En regardant tes derniers projets, sens-tu que tu aimes te donner des défis ?

C’est contradictoire avec mon angoisse, mais je me lance des défis pour la combattre. Depuis Sortez-moi d’ici !, je surfe sur ce sentiment. C’était la première fois que je me permettais de me dépasser ainsi. Il y a quelque chose d’addictif à aller un peu plus loin, à oser malgré la peur du jugement. Il y aura toujours des gens qui ne croiront pas en nous, et ça rend vulnérables, mais il faut l’accepter. Pour le nouveau film Sortie de zone, où je dois jouer au hockey, je me suis inscrite dans une ligue pour m’améliorer. J’étais devenue un peu pantouflarde avec ma fille, mon chum, ma petite vie. Je voulais aussi montrer l’exemple à ma fille, la sortir de son cocon et lui prouver qu’on peut se dépasser.

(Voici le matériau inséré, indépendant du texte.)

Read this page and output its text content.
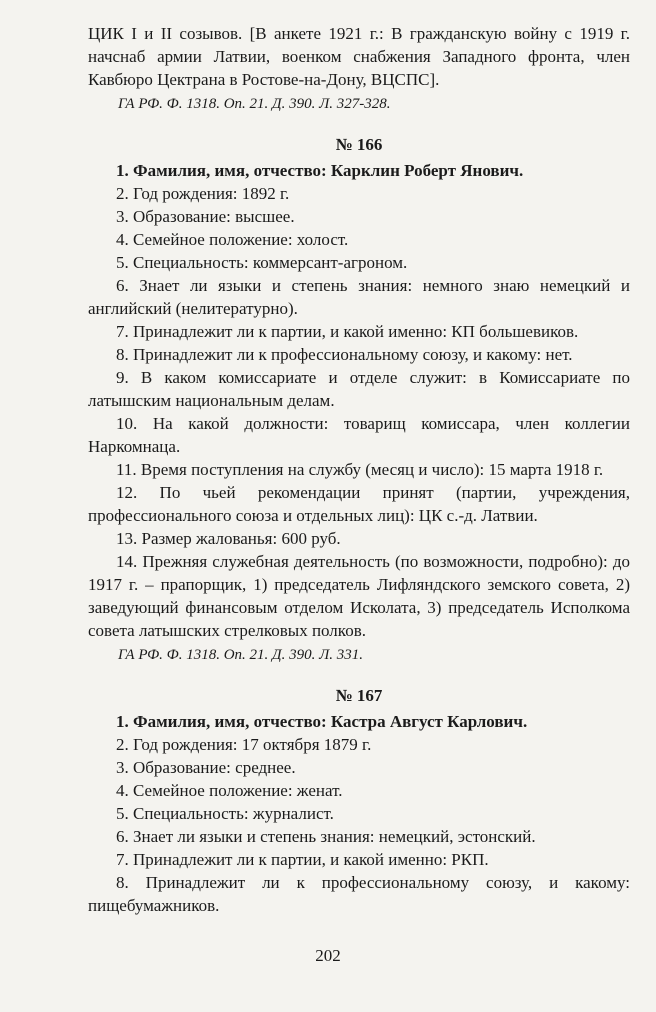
ЦИК I и II созывов. [В анкете 1921 г.: В гражданскую войну с 1919 г.

начснаб армии Латвии, военком снабжения Западного фронта, член

Кавбюро Цектрана в Ростове-на-Дону, ВЦСПС].

ГА РФ. Ф. 1318. Оп. 21. Д. 390. Л. 327-328.

№ 166

1. Фамилия, имя, отчество: Карклин Роберт Янович.

2. Год рождения: 1892 г.

3. Образование: высшее.

4. Семейное положение: холост.

5. Специальность: коммерсант-агроном.

6. Знает ли языки и степень знания: немного знаю немецкий и английский (нелитературно).

7. Принадлежит ли к партии, и какой именно: КП большевиков.

8. Принадлежит ли к профессиональному союзу, и какому: нет.

9. В каком комиссариате и отделе служит: в Комиссариате по латышским национальным делам.

10. На какой должности: товарищ комиссара, член коллегии Наркомнаца.

11. Время поступления на службу (месяц и число): 15 марта 1918 г.

12. По чьей рекомендации принят (партии, учреждения, профессионального союза и отдельных лиц): ЦК с.-д. Латвии.

13. Размер жалованья: 600 руб.

14. Прежняя служебная деятельность (по возможности, подробно): до 1917 г. – прапорщик, 1) председатель Лифляндского земского совета, 2) заведующий финансовым отделом Исколата, 3) председатель Исполкома совета латышских стрелковых полков.

ГА РФ. Ф. 1318. Оп. 21. Д. 390. Л. 331.

№ 167

1. Фамилия, имя, отчество: Кастра Август Карлович.

2. Год рождения: 17 октября 1879 г.

3. Образование: среднее.

4. Семейное положение: женат.

5. Специальность: журналист.

6. Знает ли языки и степень знания: немецкий, эстонский.

7. Принадлежит ли к партии, и какой именно: РКП.

8. Принадлежит ли к профессиональному союзу, и какому: пищебумажников.

202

Avec Sortez-moi d’ici !, Zénith, Big Brother et le Noovo réveillon, t’es-tu découvert un côté compétitif ?

Complètement. Depuis longtemps, j’angoisse à l’idée de faire des jeux de connaissances et d’avoir l’air ridicule. À l’époque de La classe de 5e, j’ai été éliminée plus d’une fois à la petite école ! ’ai toujours un souci de performance. Je regarde les épisodes et je pratique énormément. Je suis un peu excessive. Je n’aurais jamais pu faire le vrai Big Brother  ; j’ai trop peur du rejet.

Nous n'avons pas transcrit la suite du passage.